Oficjalna deklaracja Biedronia jest odpowiedzią na pojawiające się w mediach informacje, że polityk zamierza stworzyć partię i zająć polityką ogólnopolską oraz na słowa szefa SLD Włodzimierza Czarzastego, który mówił w poniedziałek w RMF FM, że "jeżeli prezydent Słupska Robert Biedroń zdecydowałby się w najbliższym czasie na startowanie na prezydenta Warszawy, Sojusz Lewicy Demokratycznej by go poparł".
Biedroń poinformował dziś, że nie zamierza startować w wyborach na prezydenta Warszawy, a po raz kolejny wystartuje w wyborach na prezydenta Słupska.

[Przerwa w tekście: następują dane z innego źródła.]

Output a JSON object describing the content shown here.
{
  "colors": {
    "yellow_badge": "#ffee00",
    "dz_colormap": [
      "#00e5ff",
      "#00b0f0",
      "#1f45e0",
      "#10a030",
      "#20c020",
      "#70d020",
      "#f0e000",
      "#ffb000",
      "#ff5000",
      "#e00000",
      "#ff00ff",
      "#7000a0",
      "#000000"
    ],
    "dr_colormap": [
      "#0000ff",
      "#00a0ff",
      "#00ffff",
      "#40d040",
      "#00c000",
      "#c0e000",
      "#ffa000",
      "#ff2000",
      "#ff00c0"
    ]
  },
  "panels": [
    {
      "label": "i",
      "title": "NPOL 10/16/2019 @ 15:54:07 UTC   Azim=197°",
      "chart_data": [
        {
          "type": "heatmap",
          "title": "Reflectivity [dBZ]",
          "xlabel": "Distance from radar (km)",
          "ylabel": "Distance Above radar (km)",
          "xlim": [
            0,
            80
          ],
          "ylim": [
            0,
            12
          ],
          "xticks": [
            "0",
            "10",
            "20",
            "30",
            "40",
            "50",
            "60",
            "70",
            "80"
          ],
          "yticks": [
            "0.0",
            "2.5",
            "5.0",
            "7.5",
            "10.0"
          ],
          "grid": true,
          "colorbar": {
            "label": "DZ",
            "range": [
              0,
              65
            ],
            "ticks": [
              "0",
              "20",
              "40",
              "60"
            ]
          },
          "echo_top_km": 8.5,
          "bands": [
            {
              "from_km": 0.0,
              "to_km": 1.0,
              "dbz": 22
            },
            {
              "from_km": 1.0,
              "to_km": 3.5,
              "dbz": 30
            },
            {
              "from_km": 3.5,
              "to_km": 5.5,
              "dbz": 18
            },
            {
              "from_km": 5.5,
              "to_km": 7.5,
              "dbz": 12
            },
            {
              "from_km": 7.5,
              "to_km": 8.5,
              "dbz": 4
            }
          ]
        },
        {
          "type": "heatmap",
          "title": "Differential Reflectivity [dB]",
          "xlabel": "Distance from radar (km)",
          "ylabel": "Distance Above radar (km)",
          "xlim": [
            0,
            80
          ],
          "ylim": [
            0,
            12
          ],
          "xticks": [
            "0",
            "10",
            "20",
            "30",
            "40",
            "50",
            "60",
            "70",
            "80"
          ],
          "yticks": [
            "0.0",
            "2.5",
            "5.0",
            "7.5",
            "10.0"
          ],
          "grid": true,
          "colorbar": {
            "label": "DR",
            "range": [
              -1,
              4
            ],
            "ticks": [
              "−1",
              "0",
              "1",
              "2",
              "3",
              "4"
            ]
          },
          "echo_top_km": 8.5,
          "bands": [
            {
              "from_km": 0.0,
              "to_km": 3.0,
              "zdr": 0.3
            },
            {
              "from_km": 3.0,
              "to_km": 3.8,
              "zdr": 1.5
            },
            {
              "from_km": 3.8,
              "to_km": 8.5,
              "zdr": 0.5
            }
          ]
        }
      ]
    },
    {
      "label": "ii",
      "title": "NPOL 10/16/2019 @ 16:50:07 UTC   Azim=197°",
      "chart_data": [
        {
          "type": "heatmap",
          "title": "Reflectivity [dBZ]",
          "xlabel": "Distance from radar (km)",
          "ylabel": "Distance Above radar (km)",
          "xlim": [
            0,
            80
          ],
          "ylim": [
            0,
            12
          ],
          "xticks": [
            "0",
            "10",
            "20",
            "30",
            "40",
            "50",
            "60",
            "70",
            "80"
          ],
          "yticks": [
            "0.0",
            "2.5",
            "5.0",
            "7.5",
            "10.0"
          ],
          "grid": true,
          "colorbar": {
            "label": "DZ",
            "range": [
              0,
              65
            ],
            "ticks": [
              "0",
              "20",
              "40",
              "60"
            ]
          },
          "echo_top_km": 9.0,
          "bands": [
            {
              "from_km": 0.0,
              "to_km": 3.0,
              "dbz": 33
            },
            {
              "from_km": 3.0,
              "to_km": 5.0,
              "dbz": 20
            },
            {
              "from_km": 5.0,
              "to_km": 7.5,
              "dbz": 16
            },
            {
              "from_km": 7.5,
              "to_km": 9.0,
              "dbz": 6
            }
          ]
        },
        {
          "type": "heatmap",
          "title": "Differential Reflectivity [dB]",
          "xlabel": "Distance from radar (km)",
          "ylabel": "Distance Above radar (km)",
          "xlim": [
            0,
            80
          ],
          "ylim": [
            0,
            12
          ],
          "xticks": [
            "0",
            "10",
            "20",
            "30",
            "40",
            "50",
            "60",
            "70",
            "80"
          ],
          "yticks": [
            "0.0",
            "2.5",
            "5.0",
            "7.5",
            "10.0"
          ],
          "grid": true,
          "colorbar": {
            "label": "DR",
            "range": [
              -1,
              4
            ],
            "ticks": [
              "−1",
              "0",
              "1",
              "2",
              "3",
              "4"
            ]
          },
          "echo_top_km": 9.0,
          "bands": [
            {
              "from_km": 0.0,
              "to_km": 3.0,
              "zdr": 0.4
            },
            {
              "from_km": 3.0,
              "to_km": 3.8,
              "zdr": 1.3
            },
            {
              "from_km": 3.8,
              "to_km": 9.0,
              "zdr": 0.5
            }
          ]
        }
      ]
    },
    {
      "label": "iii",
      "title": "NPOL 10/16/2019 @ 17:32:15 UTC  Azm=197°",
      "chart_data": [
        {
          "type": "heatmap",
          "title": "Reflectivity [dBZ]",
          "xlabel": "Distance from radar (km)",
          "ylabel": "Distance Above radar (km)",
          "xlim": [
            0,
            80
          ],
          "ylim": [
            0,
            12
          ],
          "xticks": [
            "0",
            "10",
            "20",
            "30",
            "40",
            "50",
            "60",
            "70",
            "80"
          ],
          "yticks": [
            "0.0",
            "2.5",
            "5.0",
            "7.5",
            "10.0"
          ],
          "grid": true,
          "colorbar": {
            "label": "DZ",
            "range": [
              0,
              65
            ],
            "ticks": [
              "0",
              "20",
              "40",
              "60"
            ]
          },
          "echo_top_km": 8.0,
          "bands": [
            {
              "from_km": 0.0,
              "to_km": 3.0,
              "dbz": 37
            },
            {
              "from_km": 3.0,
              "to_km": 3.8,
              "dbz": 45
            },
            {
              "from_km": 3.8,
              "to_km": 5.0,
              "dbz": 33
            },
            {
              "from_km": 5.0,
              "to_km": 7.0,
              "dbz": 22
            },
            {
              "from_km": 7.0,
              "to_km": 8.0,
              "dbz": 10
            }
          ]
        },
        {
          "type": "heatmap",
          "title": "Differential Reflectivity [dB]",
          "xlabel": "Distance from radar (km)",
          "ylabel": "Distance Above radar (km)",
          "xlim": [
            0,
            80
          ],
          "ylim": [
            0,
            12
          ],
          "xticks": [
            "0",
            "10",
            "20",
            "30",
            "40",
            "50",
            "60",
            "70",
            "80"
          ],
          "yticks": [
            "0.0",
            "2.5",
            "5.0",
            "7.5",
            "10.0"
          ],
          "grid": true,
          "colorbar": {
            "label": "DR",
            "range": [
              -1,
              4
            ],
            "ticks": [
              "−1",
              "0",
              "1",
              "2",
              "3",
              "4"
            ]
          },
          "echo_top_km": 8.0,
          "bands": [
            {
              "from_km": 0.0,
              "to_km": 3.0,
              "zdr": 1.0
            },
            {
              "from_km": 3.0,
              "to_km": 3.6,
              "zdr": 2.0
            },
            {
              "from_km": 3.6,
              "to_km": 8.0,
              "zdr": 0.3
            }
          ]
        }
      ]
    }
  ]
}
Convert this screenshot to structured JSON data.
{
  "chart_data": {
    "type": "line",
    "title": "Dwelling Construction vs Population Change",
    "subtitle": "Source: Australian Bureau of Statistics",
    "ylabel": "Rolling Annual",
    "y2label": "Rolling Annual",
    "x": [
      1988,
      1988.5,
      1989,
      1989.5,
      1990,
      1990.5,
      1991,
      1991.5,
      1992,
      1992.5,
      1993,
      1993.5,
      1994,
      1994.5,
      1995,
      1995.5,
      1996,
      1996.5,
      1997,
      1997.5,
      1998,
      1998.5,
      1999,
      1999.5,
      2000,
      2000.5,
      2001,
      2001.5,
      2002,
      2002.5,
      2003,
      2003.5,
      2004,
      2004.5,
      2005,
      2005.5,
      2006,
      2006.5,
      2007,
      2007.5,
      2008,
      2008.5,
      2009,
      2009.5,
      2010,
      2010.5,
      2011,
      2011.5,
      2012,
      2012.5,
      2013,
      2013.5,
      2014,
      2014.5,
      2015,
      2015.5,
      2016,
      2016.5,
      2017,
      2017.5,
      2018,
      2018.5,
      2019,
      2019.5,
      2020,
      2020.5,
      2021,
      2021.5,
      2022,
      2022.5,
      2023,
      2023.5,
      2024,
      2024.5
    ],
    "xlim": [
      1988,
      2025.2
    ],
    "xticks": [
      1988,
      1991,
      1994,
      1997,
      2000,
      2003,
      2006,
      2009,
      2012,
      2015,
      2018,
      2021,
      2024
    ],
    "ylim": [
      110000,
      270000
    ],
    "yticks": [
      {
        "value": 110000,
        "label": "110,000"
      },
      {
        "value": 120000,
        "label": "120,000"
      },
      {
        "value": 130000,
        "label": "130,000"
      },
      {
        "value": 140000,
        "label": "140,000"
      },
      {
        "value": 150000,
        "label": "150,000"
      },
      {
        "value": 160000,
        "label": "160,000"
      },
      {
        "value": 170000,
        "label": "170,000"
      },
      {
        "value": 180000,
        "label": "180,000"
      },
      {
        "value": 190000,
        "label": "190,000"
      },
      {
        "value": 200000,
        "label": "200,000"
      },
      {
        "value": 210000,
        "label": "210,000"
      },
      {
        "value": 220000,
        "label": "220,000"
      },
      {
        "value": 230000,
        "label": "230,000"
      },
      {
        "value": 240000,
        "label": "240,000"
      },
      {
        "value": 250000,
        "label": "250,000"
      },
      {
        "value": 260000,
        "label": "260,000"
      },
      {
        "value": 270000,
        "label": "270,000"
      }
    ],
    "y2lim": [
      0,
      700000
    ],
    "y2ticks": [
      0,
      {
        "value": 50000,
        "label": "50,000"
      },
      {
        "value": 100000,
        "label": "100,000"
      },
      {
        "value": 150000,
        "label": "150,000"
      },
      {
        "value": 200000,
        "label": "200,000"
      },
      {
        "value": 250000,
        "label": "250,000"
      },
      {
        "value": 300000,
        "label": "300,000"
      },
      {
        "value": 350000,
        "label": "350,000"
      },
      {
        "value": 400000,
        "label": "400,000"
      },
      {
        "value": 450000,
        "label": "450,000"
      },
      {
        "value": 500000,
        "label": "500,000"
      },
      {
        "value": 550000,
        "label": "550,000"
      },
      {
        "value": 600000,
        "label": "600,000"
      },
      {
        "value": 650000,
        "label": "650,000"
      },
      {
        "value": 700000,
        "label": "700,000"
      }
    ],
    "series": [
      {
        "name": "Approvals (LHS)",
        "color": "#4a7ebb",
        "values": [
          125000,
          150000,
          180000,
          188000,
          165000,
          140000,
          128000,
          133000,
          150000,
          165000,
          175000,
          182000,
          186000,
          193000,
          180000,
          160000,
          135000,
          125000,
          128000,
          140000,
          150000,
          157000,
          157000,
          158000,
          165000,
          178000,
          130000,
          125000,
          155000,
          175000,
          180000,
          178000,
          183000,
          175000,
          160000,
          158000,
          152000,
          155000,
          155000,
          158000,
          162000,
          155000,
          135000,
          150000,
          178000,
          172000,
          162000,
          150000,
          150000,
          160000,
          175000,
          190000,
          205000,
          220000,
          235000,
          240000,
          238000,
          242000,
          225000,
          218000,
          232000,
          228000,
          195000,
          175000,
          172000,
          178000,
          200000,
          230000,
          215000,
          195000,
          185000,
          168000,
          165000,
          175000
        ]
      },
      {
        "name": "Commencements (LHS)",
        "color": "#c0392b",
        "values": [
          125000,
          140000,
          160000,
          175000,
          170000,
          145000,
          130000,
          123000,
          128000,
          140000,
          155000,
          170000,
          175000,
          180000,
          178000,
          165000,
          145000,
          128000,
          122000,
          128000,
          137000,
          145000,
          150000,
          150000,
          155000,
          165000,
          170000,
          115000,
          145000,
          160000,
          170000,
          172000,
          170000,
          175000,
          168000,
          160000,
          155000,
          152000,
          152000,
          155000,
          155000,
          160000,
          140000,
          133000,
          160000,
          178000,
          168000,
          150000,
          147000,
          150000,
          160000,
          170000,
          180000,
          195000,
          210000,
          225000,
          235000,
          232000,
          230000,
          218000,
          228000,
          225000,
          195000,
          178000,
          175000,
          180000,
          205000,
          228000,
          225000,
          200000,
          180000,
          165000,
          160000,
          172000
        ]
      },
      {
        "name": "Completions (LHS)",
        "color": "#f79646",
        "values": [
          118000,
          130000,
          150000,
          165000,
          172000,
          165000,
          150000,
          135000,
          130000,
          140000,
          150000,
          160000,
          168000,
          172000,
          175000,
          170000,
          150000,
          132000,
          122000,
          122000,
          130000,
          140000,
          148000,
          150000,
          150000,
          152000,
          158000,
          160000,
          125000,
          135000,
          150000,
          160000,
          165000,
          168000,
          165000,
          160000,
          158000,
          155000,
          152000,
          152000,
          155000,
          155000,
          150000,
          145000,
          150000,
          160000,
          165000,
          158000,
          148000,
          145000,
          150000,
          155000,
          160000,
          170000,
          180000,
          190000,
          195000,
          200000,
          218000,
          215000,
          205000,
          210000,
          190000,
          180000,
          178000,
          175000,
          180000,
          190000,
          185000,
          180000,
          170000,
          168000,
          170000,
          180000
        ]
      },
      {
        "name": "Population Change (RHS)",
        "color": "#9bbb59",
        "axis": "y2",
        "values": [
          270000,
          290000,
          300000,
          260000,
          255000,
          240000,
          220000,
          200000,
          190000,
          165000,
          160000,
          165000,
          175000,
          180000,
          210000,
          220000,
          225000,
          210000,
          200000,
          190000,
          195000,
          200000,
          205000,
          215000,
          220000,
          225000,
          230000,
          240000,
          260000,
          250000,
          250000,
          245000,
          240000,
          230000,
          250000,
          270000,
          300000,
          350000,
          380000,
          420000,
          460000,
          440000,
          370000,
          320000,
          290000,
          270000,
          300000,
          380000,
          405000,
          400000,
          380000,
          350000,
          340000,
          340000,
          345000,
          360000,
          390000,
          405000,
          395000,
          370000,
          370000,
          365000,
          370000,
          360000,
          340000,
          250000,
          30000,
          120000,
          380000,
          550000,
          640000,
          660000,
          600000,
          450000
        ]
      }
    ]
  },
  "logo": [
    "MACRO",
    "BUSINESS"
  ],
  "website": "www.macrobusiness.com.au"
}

Już wcześniej, podczas poniedziałkowej, cotygodniowej konferencji prasowej w Słupsku powiedział, że jego „partia nazywa się Słupsk, a jej członkami są słupszczanki i słupszczanie”. Mówił, że Słupsk jest dla niego najważniejszy i że to za jego kadencji budżet miasta zwiększył się o 100 mln zł, a dług sukcesywnie maleje. Podkreślił, że skutkiem jego polityki, jest większe zainteresowanie miastem wśród przedsiębiorców i że to za jego kadencji udało się pozyskać bardzo duże pieniądze z UE.
Jako pierwsze tę informację podało Radio Gdańsk.